Principal Incident Manager, Prime Video

Job Description

Amazon

DESCRIPTION

Prime Video is a first-stop entertainment destination offering customers a vast collection of premium programming in one app available across thousands of devices. Prime members can customize their viewing experience and find their favorite movies, series, documentaries, and live sports – including Amazon MGM Studios-produced series and movies; licensed fan favorites; and programming from Prime Video add-on subscriptions such as Apple TV+, Max, Crunchyroll and MGM+. All customers, regardless of whether they have a Prime membership or not, can rent or buy titles via the Prime Video Store, and can enjoy even more content for free with ads.

As a Prime Video technologist, you’ll have end-to-end ownership of the product, user experience, design, and technology required to deliver state-of-the-art experiences for our customers. You’ll get to work on projects that are fast-paced, challenging, and varied. You’ll also be able to experiment with new possibilities, take risks, and collaborate with remarkable people.



This is a senior-level incident management role responsible for leading the incident response function for Prime Video’s video-on-demand platform. The key responsibilities include:

– Defining the strategy and operating model for the incident response team to minimize the duration and severity of customer-impacting incidents.


– Leveraging technical expertise to develop the vision for incident management tooling and capabilities to improve observability and triage.

– Owning operational metrics and goals for incident response quality, and fostering a culture of continuous improvement.


– Directly managing high-severity incidents, coordinating cross-functional teams, and driving resolution for complex/ambiguous issues.

– Serving as the point of escalation for critical customer issues, and building relationships with incident response teams across Amazon.


– Educating leaders and engineers on incident response best practices and capabilities.

The ideal candidate has 10+ years of incident management experience, including incident response for a large-scale enterprise. They have strong technical, analytical, and communication skills to liaise effectively with engineering and executive teams.



Key job responsibilities
Define the strategy for the evolution of Prime Video’s response to video on demand impacting incidents. Establish the operating model for how the new, dedicated function will operate within Prime Video.

As a technical lead, leverage your domain expertise to, develop the vision for the incident response tooling and capabilities needed to minimise the duration of customer impacting incidents. Increase the scope of team-maintained dashboards. Influence the roadmaps of the engineering teams developing incident management, observability and triage tooling.



Lead the Incident Response function. Ensure the globally distributed team is ready to respond 24×7. Actively mentor and develop the junior Incident Managers.
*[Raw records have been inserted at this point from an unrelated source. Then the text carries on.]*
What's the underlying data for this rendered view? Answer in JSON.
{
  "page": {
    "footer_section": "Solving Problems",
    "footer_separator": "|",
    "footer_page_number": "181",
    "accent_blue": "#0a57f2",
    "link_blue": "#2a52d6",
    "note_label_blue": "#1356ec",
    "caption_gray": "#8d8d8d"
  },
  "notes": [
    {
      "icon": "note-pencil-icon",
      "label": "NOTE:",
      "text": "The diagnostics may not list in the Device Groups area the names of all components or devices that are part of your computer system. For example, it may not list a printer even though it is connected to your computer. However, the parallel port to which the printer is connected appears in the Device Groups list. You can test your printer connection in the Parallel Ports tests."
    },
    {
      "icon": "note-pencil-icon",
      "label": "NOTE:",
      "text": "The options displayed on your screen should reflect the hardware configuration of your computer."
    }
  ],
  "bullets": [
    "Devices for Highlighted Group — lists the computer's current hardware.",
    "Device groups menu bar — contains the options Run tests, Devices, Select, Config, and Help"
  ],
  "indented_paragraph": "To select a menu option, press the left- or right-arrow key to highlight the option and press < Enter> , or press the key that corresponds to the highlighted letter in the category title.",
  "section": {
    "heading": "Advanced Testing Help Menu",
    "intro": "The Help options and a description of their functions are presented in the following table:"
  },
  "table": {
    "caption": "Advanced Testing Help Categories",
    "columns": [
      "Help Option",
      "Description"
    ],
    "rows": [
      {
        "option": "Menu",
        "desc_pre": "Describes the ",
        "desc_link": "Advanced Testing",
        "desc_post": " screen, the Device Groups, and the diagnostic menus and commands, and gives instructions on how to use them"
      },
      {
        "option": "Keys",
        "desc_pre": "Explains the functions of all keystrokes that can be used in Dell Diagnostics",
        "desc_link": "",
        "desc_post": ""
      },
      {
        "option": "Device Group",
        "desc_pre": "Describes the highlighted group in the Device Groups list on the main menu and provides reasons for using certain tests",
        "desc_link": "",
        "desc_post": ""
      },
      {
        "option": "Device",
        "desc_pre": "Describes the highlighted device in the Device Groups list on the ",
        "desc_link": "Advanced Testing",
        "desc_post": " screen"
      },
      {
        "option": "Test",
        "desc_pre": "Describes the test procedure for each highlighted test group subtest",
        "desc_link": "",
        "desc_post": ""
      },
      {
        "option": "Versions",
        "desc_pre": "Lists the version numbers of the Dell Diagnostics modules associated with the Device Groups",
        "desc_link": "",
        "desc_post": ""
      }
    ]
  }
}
Own operational metrics. Set clear, measurable, goals for the quality of incident response and establish mechanisms to drive continual improvement. Foster a culture of continuous improvement through mentoring, feedback and metrics



Lead incident response for high severity incidents. Drive towards resolution by co-ordinating efforts across multiple engineering and operational teams, including for ambiguous problems we might not have seen before. Decompose complex incidents into work streams that can be managed by multiple incident responders in parallel. Manage communications and be the single point of contact for executive leaders

Drive critical, complex customer escalations in situations that are sometimes technically challenging in collaboration with Engineering Teams


Build relationships with the other Incident Response teams across Amazon to share best practice and enable effective collaboration during cross organizational outages/incidents

Educate leaders and engineers across Prime Video on advances in incident response capabilities, the role they play in enabling improved incident response and how they can leverage READI tooling to reduce time to mitigate lower severity incidents.


Communicate ideas effectively, both verbally and in writing, to all types of audiences.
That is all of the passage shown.